Are Dense Labels Always Necessary for 3D Object Detection from Point Cloud?
Chenqiang Gao, Chuandong Liu, Jun Shu, Fangcen Liu, Jiang Liu, Luyu Yang, Xinbo Gao, Deyu Meng
TL;DR
This work tackles the high cost of densely annotated 3D bounding boxes for point-cloud object detection by proposing SS3D++, a sparsely-supervised framework that trains detectors using only one annotated object per scene. It iteratively improves detector performance by mining reliable background and confident missing-annotated instances to generate confident fully-annotated scenes for augmentation, while employing a multi-criteria curriculum to manage pseudo-labels.

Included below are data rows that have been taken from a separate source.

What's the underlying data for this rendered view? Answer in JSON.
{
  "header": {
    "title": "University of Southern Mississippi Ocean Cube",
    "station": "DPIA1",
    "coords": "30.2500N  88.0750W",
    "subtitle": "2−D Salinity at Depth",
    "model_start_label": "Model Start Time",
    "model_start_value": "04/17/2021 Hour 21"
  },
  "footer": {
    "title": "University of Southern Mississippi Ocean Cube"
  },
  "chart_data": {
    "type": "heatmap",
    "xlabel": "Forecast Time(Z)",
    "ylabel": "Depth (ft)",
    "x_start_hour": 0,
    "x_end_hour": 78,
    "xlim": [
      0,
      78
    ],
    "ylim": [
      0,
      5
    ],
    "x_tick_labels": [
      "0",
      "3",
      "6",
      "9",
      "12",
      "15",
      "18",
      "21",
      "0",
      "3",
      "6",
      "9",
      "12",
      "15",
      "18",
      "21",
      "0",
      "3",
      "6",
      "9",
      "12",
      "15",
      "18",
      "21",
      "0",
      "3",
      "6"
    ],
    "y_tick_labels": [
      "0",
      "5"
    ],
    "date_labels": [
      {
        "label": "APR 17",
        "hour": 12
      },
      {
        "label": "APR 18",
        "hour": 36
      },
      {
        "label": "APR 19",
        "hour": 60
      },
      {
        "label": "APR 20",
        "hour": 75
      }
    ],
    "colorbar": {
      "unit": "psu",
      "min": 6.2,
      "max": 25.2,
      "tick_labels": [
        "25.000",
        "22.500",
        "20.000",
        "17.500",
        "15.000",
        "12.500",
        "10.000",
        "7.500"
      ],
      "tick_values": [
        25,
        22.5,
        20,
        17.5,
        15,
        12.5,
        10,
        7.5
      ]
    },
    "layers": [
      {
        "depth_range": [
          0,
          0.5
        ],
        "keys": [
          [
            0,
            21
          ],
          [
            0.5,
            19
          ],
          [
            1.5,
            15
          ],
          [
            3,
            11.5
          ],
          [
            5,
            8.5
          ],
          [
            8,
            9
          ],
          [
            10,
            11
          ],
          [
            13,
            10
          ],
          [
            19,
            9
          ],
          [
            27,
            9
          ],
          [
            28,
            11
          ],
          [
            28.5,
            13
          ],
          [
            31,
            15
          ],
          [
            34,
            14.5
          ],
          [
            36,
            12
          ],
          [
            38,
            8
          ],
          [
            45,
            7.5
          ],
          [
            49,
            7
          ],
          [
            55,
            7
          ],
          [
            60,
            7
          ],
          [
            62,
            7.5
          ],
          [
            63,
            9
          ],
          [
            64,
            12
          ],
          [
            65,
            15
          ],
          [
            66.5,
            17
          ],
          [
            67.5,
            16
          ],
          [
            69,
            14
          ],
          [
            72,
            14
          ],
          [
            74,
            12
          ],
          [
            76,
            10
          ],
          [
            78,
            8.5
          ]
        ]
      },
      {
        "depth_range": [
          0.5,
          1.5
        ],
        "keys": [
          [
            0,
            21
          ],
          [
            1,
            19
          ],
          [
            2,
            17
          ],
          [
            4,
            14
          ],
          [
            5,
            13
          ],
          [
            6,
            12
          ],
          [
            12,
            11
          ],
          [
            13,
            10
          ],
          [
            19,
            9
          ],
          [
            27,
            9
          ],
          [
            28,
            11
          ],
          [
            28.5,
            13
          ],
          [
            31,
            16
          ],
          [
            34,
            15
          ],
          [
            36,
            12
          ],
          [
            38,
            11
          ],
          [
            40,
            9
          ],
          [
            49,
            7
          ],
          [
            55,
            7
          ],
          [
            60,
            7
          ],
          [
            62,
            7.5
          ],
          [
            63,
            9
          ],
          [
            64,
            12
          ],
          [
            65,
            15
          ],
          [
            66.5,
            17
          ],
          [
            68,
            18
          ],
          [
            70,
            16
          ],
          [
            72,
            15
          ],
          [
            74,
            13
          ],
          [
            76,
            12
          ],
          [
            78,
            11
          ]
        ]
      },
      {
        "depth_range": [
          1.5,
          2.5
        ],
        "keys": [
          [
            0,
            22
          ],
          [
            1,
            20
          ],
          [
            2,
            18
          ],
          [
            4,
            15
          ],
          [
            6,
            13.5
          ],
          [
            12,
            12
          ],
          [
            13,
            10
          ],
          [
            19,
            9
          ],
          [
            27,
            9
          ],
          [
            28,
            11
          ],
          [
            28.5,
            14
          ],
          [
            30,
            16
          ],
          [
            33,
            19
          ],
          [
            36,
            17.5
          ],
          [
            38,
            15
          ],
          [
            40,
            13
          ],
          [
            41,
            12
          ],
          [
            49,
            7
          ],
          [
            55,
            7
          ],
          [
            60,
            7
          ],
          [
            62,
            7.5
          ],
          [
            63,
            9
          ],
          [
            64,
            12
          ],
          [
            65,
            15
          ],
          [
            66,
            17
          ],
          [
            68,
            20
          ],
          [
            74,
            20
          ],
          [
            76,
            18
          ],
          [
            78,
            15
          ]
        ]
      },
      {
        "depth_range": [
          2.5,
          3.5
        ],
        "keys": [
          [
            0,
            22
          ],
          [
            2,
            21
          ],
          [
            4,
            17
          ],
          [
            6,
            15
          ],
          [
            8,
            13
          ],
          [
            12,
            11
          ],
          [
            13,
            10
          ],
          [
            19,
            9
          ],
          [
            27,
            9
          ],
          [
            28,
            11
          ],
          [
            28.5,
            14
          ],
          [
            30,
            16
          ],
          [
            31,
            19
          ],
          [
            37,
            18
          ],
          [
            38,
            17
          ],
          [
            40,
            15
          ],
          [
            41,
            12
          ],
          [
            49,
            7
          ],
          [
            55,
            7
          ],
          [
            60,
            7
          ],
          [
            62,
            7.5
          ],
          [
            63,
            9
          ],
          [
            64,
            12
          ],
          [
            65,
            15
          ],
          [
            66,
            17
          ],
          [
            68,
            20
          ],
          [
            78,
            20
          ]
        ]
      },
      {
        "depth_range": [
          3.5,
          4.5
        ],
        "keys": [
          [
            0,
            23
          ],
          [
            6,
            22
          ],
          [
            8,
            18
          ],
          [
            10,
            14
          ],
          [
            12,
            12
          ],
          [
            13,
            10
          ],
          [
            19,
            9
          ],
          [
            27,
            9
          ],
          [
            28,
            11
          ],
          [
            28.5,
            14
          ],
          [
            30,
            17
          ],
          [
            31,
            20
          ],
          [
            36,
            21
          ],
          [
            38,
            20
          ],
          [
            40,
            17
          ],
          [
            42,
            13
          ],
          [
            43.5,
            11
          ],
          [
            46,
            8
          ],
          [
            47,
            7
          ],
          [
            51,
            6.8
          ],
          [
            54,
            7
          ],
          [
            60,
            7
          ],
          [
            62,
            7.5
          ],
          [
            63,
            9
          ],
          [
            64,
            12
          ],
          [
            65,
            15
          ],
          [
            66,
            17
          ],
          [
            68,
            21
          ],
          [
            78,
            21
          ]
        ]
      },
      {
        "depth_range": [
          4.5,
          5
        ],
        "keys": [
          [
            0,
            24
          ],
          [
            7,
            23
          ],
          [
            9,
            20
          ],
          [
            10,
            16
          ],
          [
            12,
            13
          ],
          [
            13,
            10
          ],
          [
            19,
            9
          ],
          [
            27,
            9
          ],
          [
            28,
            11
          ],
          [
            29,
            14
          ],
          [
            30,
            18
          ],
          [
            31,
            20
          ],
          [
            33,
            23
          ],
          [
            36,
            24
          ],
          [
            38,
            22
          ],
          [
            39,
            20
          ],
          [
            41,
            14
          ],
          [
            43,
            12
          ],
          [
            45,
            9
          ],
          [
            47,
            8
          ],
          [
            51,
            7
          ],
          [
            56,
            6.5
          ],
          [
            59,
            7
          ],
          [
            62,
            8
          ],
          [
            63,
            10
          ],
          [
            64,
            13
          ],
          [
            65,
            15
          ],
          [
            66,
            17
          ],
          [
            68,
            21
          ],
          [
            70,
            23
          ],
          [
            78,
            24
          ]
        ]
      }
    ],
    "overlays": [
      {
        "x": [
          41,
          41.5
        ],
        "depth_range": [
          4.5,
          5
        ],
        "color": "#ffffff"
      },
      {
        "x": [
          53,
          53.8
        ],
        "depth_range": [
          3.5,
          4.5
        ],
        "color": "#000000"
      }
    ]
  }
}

Across KITTI and Waymo, SS3D++ achieves competitive or superior results relative to state-of-the-art weakly/semi-supervised methods, and, in several cases, approaches or matches fully supervised performance with substantially lower annotation cost (approximately 5× on KITTI and 15× on Waymo). The method is detector-agnostic and can leverage unlabeled data to further boost performance, offering a practical path toward scalable 3D detection in autonomous driving settings.
Abstract
Current state-of-the-art (SOTA) 3D object detection methods often require a large amount of 3D bounding box annotations for training. However, collecting such large-scale densely-supervised datasets is notoriously costly. To reduce the cumbersome data annotation process, we propose a novel sparsely-annotated framework, in which we just annotate one 3D object per scene. Such a sparse annotation strategy could significantly reduce the heavy annotation burden, while inexact and incomplete sparse supervision may severely deteriorate the detection performance. To address this issue, we develop the SS3D++ method that alternatively improves 3D detector training and confident fully-annotated scene generation in a unified learning scheme. Using sparse annotations as seeds, we progressively generate confident fully-annotated scenes based on designing a missing-annotated instance mining module and reliable background mining module. Our proposed method produces competitive results when compared with SOTA weakly-supervised methods using the same or even more annotation costs. Besides, compared with SOTA fully-supervised methods, we achieve on-par or even better performance on the KITTI dataset with about 5x less annotation cost, and 90% of their performance on the Waymo dataset with about 15x less annotation cost. The additional unlabeled training scenes could further boost the performance.